From Modern Epidemiology 3rd Edition by Rothman, Greenland and Lash:
There are at least three forms of overmatching. The first refers to matching that harms statistical efficiency, such as case-control matching on a variable associated with exposure but not disease. The second refers to matching that harms validity, such as matching on an intermediate between exposure and disease. The third refers to matching that harms cost-efficiency.
The answer from AndyW is about the second form of overmatching. Briefly, here's how they all work:
1: In order to be a confounder, one of the criteria is that the covariate be associated with both the outcome and the exposure. If it's only associated with one of them, its not a confounder, and all you've succeeded in doing is widening your confidence interval.
To explore this type of overmatching further, consider a matched case-control study of a binary exposure, with one control matched to each case on one or more confounders. Each stratum in the analysis will consist of one case and one control unless some strata can be combined. If the case and its matched control are either both exposed or both unexposed, one margin of the 2 x 2 table will be 0 ... such a pair of subjects will not contribute any information to the analysis. If one stratifies on correlates of exposure, one will increase the chance that such tables will occur and thus tend to increase the information lost in stratified analysis.
2: This is partially discussed by AndyW. Matching on an intermediate factor will bias your estimate, as will matching on something affected by both the exposure and outcome. This is essentially controlling on a collider, and any technique that does so will bias your estimate.

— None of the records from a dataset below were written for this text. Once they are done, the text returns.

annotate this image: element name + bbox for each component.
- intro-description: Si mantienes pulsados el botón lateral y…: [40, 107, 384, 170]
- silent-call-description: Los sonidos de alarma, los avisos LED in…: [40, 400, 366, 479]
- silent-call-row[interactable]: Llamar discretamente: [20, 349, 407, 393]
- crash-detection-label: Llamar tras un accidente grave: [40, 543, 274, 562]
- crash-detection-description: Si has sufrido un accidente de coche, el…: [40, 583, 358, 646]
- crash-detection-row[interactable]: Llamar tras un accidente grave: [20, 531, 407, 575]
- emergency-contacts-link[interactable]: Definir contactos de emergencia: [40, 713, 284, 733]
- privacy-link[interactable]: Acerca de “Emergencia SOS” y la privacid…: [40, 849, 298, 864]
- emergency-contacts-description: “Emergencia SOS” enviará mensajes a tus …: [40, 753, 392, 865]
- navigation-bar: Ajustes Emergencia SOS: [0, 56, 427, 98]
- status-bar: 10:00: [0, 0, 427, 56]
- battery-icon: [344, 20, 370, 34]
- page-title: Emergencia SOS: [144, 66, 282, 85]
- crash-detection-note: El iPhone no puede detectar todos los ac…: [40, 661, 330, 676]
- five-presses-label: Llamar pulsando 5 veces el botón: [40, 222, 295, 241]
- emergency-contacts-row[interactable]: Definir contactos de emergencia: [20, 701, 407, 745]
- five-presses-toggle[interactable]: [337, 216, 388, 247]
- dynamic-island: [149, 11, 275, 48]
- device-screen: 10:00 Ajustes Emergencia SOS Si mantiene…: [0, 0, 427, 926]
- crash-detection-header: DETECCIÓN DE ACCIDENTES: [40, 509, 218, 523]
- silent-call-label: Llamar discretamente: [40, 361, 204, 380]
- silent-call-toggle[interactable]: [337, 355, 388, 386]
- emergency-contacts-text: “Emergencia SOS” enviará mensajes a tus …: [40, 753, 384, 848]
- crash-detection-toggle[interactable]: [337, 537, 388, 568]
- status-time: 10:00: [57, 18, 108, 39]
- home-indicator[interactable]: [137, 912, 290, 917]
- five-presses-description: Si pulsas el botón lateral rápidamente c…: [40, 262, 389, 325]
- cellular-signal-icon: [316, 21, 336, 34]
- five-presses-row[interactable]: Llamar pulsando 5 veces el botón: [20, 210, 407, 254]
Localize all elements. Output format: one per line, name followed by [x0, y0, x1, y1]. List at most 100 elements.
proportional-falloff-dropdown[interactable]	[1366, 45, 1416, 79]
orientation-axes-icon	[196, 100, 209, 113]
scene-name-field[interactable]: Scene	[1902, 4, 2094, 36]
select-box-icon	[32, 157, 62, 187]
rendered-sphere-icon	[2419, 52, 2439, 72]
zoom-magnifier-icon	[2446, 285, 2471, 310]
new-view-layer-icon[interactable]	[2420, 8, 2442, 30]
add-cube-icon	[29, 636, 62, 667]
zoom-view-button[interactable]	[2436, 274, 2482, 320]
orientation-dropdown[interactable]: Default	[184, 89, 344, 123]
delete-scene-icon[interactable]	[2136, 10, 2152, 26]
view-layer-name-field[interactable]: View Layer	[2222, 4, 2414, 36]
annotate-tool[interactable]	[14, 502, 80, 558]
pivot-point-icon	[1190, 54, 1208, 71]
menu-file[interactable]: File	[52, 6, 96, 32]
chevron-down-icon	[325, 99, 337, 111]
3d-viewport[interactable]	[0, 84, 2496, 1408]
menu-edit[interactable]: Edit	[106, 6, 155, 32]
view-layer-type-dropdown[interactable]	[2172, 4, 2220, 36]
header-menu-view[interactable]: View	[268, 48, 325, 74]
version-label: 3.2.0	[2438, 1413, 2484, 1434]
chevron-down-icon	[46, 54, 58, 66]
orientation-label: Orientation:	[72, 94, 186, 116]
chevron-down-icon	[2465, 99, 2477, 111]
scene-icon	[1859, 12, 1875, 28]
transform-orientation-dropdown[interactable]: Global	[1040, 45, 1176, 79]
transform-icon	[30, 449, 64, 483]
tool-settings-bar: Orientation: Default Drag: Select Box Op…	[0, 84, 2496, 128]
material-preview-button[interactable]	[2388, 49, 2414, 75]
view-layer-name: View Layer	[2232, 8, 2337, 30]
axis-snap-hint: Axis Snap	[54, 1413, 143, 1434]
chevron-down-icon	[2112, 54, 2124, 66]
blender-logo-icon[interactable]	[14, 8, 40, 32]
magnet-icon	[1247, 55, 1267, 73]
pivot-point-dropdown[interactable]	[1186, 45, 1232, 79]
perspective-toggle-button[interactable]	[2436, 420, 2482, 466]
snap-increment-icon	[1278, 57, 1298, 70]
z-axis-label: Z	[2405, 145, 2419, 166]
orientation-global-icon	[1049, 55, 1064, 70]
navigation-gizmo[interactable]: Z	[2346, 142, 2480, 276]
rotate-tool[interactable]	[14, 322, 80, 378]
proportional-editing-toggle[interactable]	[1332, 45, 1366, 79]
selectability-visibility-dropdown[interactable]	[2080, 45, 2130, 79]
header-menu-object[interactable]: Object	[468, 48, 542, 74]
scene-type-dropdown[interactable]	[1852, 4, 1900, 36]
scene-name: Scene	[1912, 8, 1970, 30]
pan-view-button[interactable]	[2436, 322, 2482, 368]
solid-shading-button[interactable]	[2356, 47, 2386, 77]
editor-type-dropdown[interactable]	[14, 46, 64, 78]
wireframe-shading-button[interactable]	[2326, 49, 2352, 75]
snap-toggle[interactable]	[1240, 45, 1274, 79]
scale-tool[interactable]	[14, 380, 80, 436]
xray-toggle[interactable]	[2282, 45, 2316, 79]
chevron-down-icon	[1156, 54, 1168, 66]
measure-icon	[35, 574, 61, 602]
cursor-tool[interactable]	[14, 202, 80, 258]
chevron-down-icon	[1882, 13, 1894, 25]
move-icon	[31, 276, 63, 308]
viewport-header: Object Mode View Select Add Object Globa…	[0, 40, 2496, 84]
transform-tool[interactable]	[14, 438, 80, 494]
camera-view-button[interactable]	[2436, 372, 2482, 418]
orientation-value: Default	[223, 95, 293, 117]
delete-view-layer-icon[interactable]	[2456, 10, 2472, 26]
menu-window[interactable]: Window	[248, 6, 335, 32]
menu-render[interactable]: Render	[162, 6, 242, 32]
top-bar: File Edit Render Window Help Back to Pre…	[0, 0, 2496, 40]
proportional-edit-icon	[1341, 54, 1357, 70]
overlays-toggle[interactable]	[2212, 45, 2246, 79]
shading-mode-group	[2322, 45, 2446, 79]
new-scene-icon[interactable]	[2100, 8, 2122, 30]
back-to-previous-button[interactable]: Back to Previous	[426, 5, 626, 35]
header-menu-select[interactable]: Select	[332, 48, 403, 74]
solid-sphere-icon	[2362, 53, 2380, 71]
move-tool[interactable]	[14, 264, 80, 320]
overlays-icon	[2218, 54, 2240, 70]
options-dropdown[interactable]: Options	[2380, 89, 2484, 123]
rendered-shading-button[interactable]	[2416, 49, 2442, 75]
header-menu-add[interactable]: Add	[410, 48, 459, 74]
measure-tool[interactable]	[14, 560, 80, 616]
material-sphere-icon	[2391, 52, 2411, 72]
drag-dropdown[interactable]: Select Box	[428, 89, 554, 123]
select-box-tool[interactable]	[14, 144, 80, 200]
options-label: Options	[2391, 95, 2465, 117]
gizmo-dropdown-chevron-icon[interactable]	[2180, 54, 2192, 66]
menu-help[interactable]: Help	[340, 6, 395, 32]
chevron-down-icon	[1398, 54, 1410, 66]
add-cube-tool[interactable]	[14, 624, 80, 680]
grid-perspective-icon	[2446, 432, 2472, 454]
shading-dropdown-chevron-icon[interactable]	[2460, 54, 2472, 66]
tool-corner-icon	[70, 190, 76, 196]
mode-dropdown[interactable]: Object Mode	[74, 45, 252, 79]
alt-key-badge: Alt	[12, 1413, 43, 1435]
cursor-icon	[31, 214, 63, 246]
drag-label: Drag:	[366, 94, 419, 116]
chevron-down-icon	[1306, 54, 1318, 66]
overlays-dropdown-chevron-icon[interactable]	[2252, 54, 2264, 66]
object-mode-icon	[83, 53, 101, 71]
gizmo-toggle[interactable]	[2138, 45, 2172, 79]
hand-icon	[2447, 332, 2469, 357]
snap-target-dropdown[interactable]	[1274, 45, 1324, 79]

If, however, the potential matching factor is affected by exposure and the factor in turn affects disease (i.e., is an intermediate variable), or is affected by both exposure and disease, then matching on the factor will bias both the crude and adjusted effect estimates. In these situations, case-control matching is nothing more than an irreparable form of selection bias.
3: This is more of a study design problem. Extensively matching on variables that you needn't match on for reasons 1 & 2 can cause you to reject easily obtained controls (friends, family, nearby social network, etc.) in favor of far harder to obtain controls that can be matched on the unnecessary set of covariates. That costs money - money that could have been spent on more subjects, better exposure or disease ascertainment, etc., for no appreciable gain in bias or precision, and indeed having threatened both.
I don't have a complete answer but can provide some thoughts:
1) Adjustment does remove the confounding effect, but only if the underlying causal pathways are correctly specified. There are occasions where adjustment can cause bias rather than decreasing biases. For more information on this issue, search for collider bias and directed acyclic graphs.
2) Adjustment does remove the confounding effect, but only if the operationalization is correct. In other words, you have chosen the correct variable to represent the construct. There are multiple reasons why age may not be a good indicator of aging (the actual construct that is related to mortality.) For example, fatal heart disease can be lifestyle-related. It can also be related to immunological response and how body mediates inflammation. All these factors can have substantial difference within the same age. In the reporting side, under-report of one's age tends to go up with age, introducing some error that is correlated with age as well. If you control for age, and thinking you have controlled for age-related factors, chance is this assumption is usually over-ambitious. It's always more important to know what the control variables really means.
3) There are also other dynamics which can cause adjustment alone to be insufficient. For example, interaction between age and other variable(s) in the model can bias the estimate of age. Non-linear relationship between age and mortality can also cause simple adjustment for age alone an imperfect method.
My guess is in epidemiology, it's better to say "no" whenever someone asks if something can completely removed whatever... perhaps except "can randomized controlled trial completely remove biases?" Then "theoretically yes."
Best Answer
Your question is actually a very hard one to answer. It is however good that you are asking before the study has been conducted - preferably well before the study is conducted. So this answer comes in a few parts:
Planning for potential confounding and effect modification is a long process that relies fairly heavily on subject matter expertise. Make sure you have a good team. If you don't feel like you do, or could use more, see if someone in your department or organization can help you out - there are lots of HIV/AIDS epidemiologists out there. I can think of some variables I would think are important (number of sexual partners, access to testing facilities, etc.) but you'd be better served by understanding the process rather than just having a list.